As far as DAYBREAK is concerned, the clearest message or signal is that the party has shown that it wants a dynamic party, but that it also wants a dynamic government that believes in collective effort and renewal of limbs and brains.

NPP’s next message

Yes, the President and his Vice President has both talked about a rebound. That’s fine talk, only if both can prove that they are going to do the very things that brought back the country from an IMF Programme in 2013 and grow the economy fastest in Africa or the sub-region, for that matter.

Unfortunately, in 2013, government didn’t face an Agenda 111 that was compelling it to engage in the massive infrastructure development and transformation of the industrial sector. Again, it didn’t have a COVID-19 or Russia-Ukraine.

Where will Agenda 111 cash come from?

With this twin evil confronting us, I wonder how the President would be out there flamboyantly cutting sod or commissioning projects, with the Naughty Minority at his throat.
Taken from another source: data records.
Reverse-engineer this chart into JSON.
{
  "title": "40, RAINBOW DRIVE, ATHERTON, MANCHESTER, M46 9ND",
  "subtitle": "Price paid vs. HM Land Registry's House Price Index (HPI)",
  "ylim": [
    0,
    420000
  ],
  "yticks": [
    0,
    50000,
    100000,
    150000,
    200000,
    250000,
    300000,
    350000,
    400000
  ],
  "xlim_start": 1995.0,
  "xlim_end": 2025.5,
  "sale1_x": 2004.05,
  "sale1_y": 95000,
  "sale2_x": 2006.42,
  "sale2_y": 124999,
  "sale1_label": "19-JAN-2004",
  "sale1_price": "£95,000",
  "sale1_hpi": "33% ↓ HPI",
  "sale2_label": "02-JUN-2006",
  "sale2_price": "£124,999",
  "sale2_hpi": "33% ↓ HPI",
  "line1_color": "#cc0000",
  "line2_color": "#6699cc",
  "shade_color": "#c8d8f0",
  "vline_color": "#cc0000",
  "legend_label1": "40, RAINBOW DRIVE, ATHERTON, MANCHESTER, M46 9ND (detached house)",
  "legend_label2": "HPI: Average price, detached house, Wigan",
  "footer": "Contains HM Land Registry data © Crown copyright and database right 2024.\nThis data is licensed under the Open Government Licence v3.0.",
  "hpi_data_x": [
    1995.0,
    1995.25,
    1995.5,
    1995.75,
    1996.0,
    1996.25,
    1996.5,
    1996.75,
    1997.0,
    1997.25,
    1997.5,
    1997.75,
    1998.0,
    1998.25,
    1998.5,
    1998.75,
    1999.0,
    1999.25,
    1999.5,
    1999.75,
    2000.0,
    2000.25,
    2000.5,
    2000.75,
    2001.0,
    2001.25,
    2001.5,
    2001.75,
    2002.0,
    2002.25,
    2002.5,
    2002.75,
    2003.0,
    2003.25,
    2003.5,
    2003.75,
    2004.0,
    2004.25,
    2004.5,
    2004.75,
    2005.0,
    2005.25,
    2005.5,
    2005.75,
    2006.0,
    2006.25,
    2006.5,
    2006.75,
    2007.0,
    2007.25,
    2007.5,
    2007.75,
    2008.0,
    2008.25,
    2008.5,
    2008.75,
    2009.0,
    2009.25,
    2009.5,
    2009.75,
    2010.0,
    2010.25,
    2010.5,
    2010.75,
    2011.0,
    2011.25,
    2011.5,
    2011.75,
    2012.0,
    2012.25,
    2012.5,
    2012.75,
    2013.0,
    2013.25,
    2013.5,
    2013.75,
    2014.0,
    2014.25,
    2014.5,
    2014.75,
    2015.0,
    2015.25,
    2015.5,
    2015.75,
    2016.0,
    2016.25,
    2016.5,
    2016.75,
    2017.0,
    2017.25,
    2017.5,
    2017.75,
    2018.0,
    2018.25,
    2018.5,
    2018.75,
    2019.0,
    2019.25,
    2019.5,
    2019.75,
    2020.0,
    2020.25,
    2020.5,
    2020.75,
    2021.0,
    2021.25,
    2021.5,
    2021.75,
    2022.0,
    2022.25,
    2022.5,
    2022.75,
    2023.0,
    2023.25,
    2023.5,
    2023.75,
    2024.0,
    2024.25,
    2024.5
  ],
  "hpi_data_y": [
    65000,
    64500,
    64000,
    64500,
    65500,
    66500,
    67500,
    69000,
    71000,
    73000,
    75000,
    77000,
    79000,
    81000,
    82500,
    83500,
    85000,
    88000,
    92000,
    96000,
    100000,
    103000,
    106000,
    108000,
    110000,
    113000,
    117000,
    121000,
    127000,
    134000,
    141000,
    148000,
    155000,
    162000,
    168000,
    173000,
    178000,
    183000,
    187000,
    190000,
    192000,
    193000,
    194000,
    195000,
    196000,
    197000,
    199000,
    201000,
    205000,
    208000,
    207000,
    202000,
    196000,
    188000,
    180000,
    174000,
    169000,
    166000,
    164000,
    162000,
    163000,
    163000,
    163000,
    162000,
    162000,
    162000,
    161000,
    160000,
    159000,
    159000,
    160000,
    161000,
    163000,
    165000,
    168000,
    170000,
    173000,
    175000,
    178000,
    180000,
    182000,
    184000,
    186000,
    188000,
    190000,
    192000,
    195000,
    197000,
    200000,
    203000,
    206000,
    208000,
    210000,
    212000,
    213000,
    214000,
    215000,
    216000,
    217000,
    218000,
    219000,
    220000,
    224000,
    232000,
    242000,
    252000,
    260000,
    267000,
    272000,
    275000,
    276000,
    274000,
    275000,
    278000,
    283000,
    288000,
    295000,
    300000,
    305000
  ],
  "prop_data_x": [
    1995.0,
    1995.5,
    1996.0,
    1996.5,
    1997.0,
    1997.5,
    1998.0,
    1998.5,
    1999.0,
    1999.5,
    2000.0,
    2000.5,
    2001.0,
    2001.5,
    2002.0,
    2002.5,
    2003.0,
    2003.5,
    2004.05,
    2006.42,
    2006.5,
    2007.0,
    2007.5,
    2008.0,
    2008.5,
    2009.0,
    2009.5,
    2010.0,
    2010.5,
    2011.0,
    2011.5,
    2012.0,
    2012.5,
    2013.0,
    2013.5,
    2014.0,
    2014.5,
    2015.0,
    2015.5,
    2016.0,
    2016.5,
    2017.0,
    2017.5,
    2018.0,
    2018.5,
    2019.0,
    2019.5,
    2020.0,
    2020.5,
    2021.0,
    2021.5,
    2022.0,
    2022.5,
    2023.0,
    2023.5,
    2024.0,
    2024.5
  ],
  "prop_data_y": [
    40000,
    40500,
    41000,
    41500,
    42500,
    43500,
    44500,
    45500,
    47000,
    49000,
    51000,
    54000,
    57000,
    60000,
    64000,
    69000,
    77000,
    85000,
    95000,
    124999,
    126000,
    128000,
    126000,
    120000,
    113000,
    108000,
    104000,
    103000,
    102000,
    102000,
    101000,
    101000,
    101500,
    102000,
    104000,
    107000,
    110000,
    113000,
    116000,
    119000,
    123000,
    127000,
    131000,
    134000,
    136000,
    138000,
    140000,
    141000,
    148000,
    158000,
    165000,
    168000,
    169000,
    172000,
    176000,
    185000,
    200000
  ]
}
And we ask that, when the President and his Vice talk about collectively getting there or rebounding, do they mean the Minority okaying projects and expenditure brought to the House, without doing to it what they did to the E-Levy or the over almost one billion dollar funds that the Finance Minister wanted approved early last week, but got jolted.

Certainly, we are in critical times that deserve critical thinking on the part of the Executive, if it doesn’t want to be laughing at the wrong end of its mouth in December 2024.